Lizzie cracked up at that. “And you?” she asked. “Why are you doing this?”
I noticed the trail of mashed potatoes that Kali had left on the stairs. “I’m in it for the food.” I leaned over the balcony, cupping my hands over my mouth like a megaphone. “Hey girls, wait! A little strategy is in order here, don’t you think? Girls? Hey!”
But Tory wouldn’t listen. She had turned into a little dot in the distance. Kali was a bigger dot in the distance, seeing as she couldn’t quite keep up with Tory’s fury. Kali’s pajama bottoms were a burnt orange blur. She was laughing something. I could hear her high-pitched voice from here. They were both goners.
I sighed. Lizzie and I took the stairs at a more sedate pace. Lizzie was right. The tide this war was taking a ridiculous turn. There had to be a better way to get our message across. “We need a new strategy,” I said.
Lizzie thought for a moment. “Do you know anyone with a fog machine?”
“Redundant,” I said. The guys put one outside our window to make us think our food was burning. It worked, but on the wrong person. Sandra freaked out. I still couldn’t figure out why she hadn’t moved yet, and to an apartment that cost twice as much as ours. At least then she’d be happy.
“Well, maybe if we used the fog machine to stage a ghost?”
I laughed outright. The boys weren’t that stupid. “What we need, Lizzie, is something of theirs they can’t bear to live without, something we can bargain with.”
“What? Like their hearts?”
I laughed. “No, like a Care bear. Maybe that Tenderheart bear they have as their apartment mascot. And then we’ll take pictures with it all over campus…”
But Lizzie wasn’t listening. She had stopped on the last stair that led up to our apartment at the top of the complex. I almost bowled her over as two guys walked out of our front door. They were strangers. The one closest to me dressed in a red button-down shirt and retro jeans like he
was ready for a night out in the town. My eyes narrowed in suspicion. They had been in our apartment instead. I stepped in front of the guys, blocking their escape. “What do you think you’re doing?” I said in a dangerous voice.
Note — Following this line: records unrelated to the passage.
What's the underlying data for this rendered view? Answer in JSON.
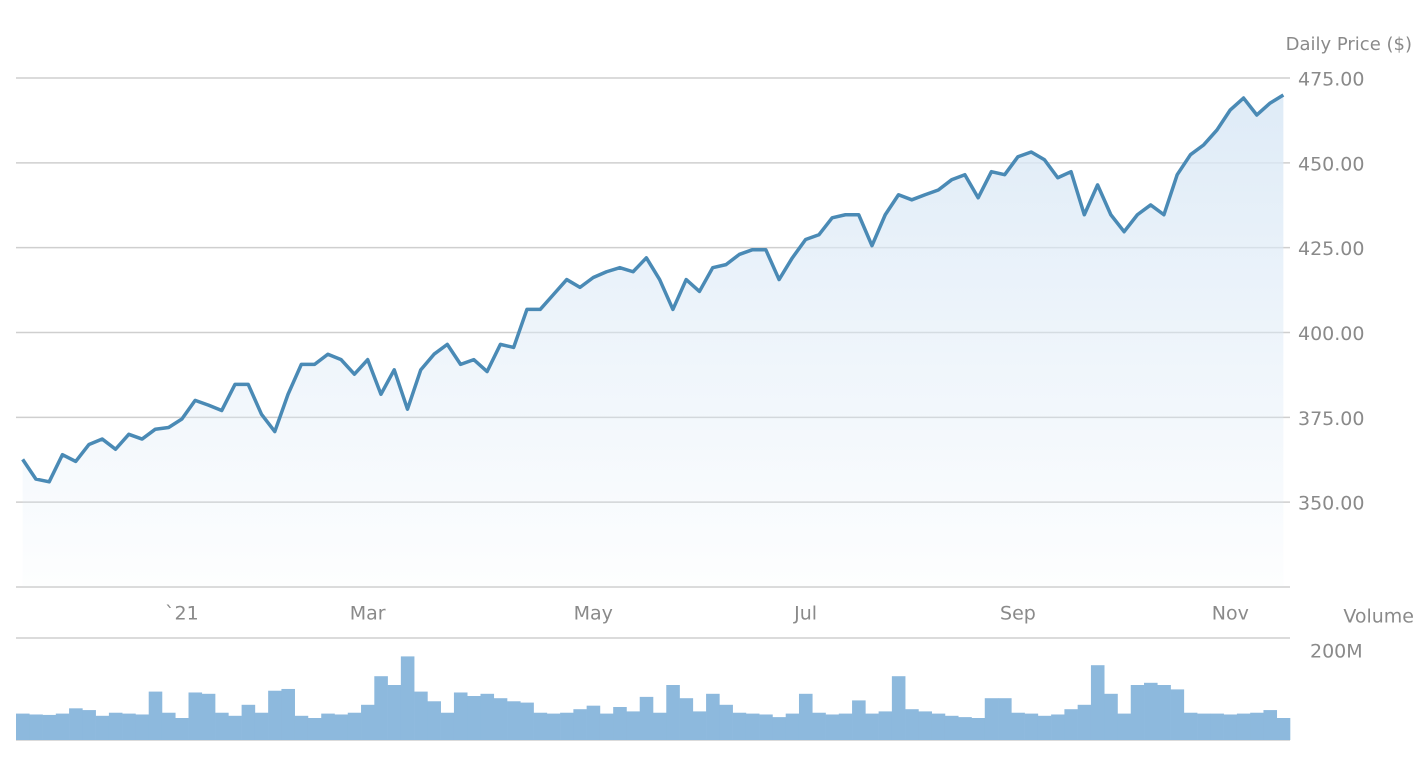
{
  "chart_data": {
    "type": "line",
    "ylabel": "Daily Price ($)",
    "y2label": "Volume",
    "categories": [
      null,
      null,
      null,
      null,
      null,
      null,
      null,
      null,
      null,
      null,
      null,
      null,
      "`21",
      null,
      null,
      null,
      null,
      null,
      null,
      null,
      null,
      null,
      null,
      null,
      null,
      null,
      "Mar",
      null,
      null,
      null,
      null,
      null,
      null,
      null,
      null,
      null,
      null,
      null,
      null,
      null,
      null,
      null,
      null,
      "May",
      null,
      null,
      null,
      null,
      null,
      null,
      null,
      null,
      null,
      null,
      null,
      null,
      null,
      null,
      null,
      "Jul",
      null,
      null,
      null,
      null,
      null,
      null,
      null,
      null,
      null,
      null,
      null,
      null,
      null,
      null,
      null,
      "Sep",
      null,
      null,
      null,
      null,
      null,
      null,
      null,
      null,
      null,
      null,
      null,
      null,
      null,
      null,
      null,
      "Nov",
      null,
      null,
      null,
      null
    ],
    "series": [
      {
        "color": "#4a8ab5",
        "values": [
          362.6,
          356.8,
          356,
          364,
          362,
          367,
          368.6,
          365.6,
          370,
          368.6,
          371.5,
          372,
          374.5,
          380,
          378.6,
          377,
          384.7,
          384.7,
          375.9,
          370.8,
          381.8,
          390.6,
          390.6,
          393.6,
          392,
          387.7,
          392,
          381.8,
          389,
          377.4,
          389,
          393.6,
          396.5,
          390.6,
          392,
          388.5,
          396.5,
          395.6,
          406.8,
          406.8,
          411.2,
          415.6,
          413.3,
          416.2,
          417.9,
          419.1,
          417.9,
          422,
          415.6,
          406.8,
          415.6,
          412.1,
          419.1,
          420,
          423,
          424.4,
          424.4,
          415.6,
          422,
          427.4,
          428.8,
          433.8,
          434.7,
          434.7,
          425.6,
          434.7,
          440.6,
          439.1,
          440.6,
          442,
          445,
          446.5,
          439.7,
          447.4,
          446.5,
          451.8,
          453.2,
          450.9,
          445.6,
          447.4,
          434.7,
          443.5,
          434.7,
          429.7,
          434.7,
          437.6,
          434.7,
          446.5,
          452.4,
          455.3,
          459.7,
          465.6,
          469.1,
          464.1,
          467.6,
          470
        ]
      },
      {
        "type": "bar",
        "axis": "y2",
        "color": "#8db9dd",
        "values": [
          60000000,
          58000000,
          57000000,
          60000000,
          72000000,
          68000000,
          55000000,
          62000000,
          60000000,
          58000000,
          110000000,
          62000000,
          50000000,
          108000000,
          105000000,
          62000000,
          55000000,
          80000000,
          62000000,
          112000000,
          116000000,
          55000000,
          50000000,
          60000000,
          58000000,
          62000000,
          80000000,
          145000000,
          125000000,
          190000000,
          110000000,
          88000000,
          62000000,
          108000000,
          100000000,
          105000000,
          95000000,
          88000000,
          85000000,
          62000000,
          60000000,
          62000000,
          70000000,
          78000000,
          60000000,
          75000000,
          65000000,
          98000000,
          62000000,
          125000000,
          95000000,
          65000000,
          105000000,
          80000000,
          62000000,
          60000000,
          58000000,
          52000000,
          60000000,
          105000000,
          62000000,
          58000000,
          60000000,
          90000000,
          60000000,
          65000000,
          145000000,
          70000000,
          65000000,
          60000000,
          55000000,
          52000000,
          50000000,
          95000000,
          95000000,
          62000000,
          60000000,
          55000000,
          58000000,
          70000000,
          80000000,
          170000000,
          105000000,
          60000000,
          125000000,
          130000000,
          125000000,
          115000000,
          62000000,
          60000000,
          60000000,
          58000000,
          60000000,
          62000000,
          68000000,
          50000000
        ]
      }
    ],
    "ylim": [
      325,
      475
    ],
    "yticks": [
      {
        "value": 350,
        "label": "350.00"
      },
      {
        "value": 375,
        "label": "375.00"
      },
      {
        "value": 400,
        "label": "400.00"
      },
      {
        "value": 425,
        "label": "425.00"
      },
      {
        "value": 450,
        "label": "450.00"
      },
      {
        "value": 475,
        "label": "475.00"
      }
    ],
    "y2lim": [
      0,
      200000000
    ],
    "y2ticks": [
      {
        "value": 200000000,
        "label": "200M"
      }
    ],
    "grid": true
  }
}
I was standing too close to red shirt guy, so close that I could smell his cologne. Was it Hollister? My nose wrinkled. I couldn’t let him know that I liked how he smelled or that I thought he was actually attractive. I took a careful step back. He had blond choppy hair and he gave me a considering look with hazel, heavily hooded eyes. It just figured that Byron would send this guy. Any girl in her right mind would let this guy cause all sorts of mischief in her apartment, but I wasn’t any girl—or in my right mind. Besides the cologne, the blond smelled of bad boy smoothness mixed with boy-next-door charm—and yes, I’m aware I can’t really smell that. He gave me a disarming smile, his gaze trailing to my Lucille Ball pajama bottoms. “Hey.”
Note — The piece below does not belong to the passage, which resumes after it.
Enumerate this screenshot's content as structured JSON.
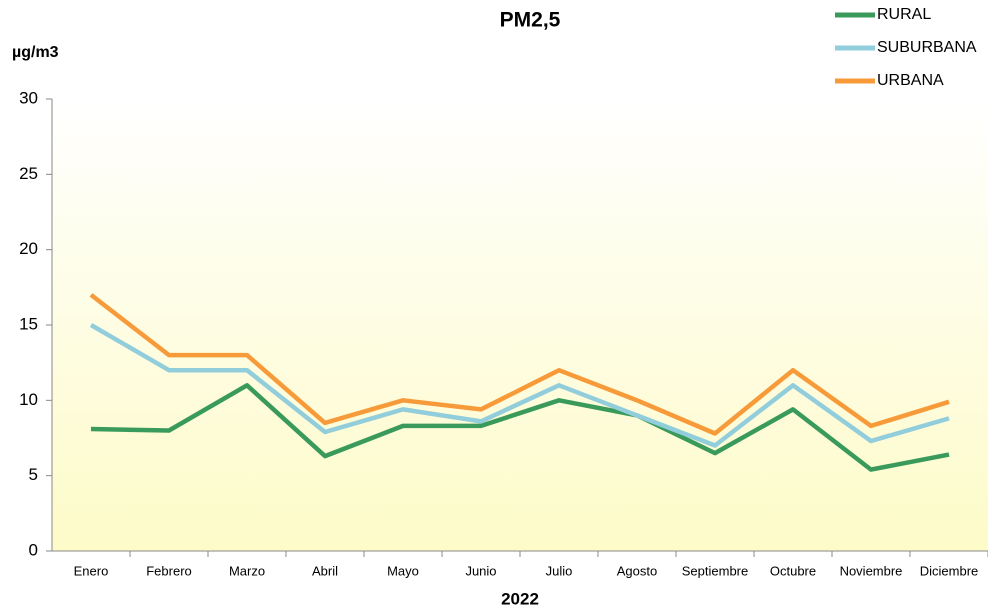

I crossed my arms. “Poor things. Are you lost? We can show you your way out.”
The other guy next to him chuckled, though his eyes darted uncomfortably around. This guy was oilier, and thankfully had less charisma. A lot less. And he was a giant. His Dune t-shirt was tucked into high-waisted pleated jeans were a little too short to meet his socks. He stared a little too hard at Lizzie and me, taking in our flushed faces. “Uh, we were just visiting,” he said in a voice that was much too quick.
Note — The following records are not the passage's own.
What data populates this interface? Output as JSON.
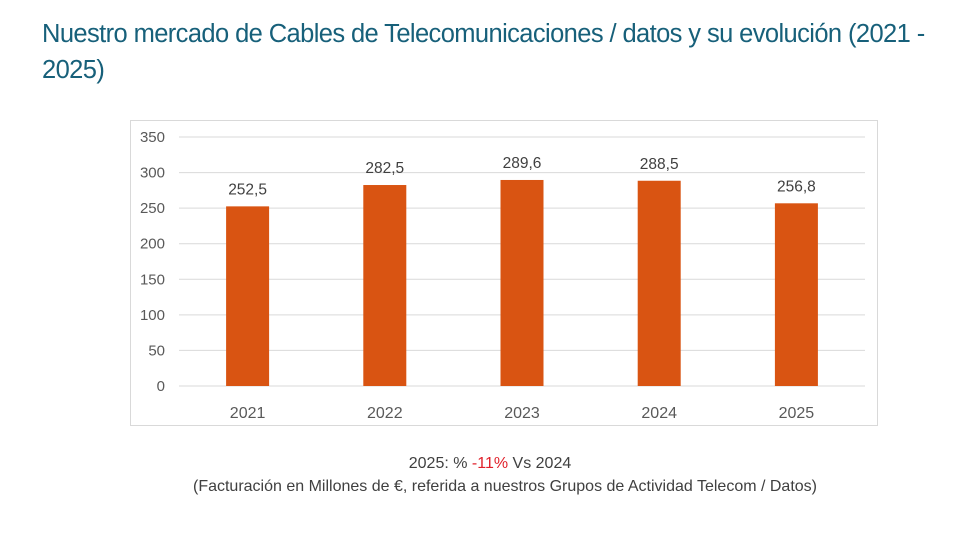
{
  "title": "Nuestro mercado de Cables de Telecomunicaciones / datos y su evolución (2021 - 2025)",
  "colors": {
    "title": "#17607a",
    "bar": "#d95412",
    "negative": "#e0202a"
  },
  "chart_data": {
    "type": "bar",
    "categories": [
      "2021",
      "2022",
      "2023",
      "2024",
      "2025"
    ],
    "values": [
      252.5,
      282.5,
      289.6,
      288.5,
      256.8
    ],
    "value_labels": [
      "252,5",
      "282,5",
      "289,6",
      "288,5",
      "256,8"
    ],
    "ylim": [
      0,
      350
    ],
    "yticks": [
      0,
      50,
      100,
      150,
      200,
      250,
      300,
      350
    ],
    "grid": true,
    "xlabel": "",
    "ylabel": ""
  },
  "caption": {
    "prefix": "2025: % ",
    "change": "-11%",
    "suffix": " Vs 2024",
    "note": "(Facturación en Millones de €, referida a nuestros Grupos de Actividad Telecom / Datos)"
  }
}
“Sure, right.” Visiting? That didn’t happen. The oily guy watched me with a knowing look like I was flirting with him. Apparently everyone thought that. I turned to Lizzie, not bothering to keep my voice down. “They’re spies.”
The beautiful blond laughed appreciatively. “I’m sorry,” he said. “What’s your name again?” That was the last thing I wanted—for him to know I was Mad Dog, the target he was sent to terrorize.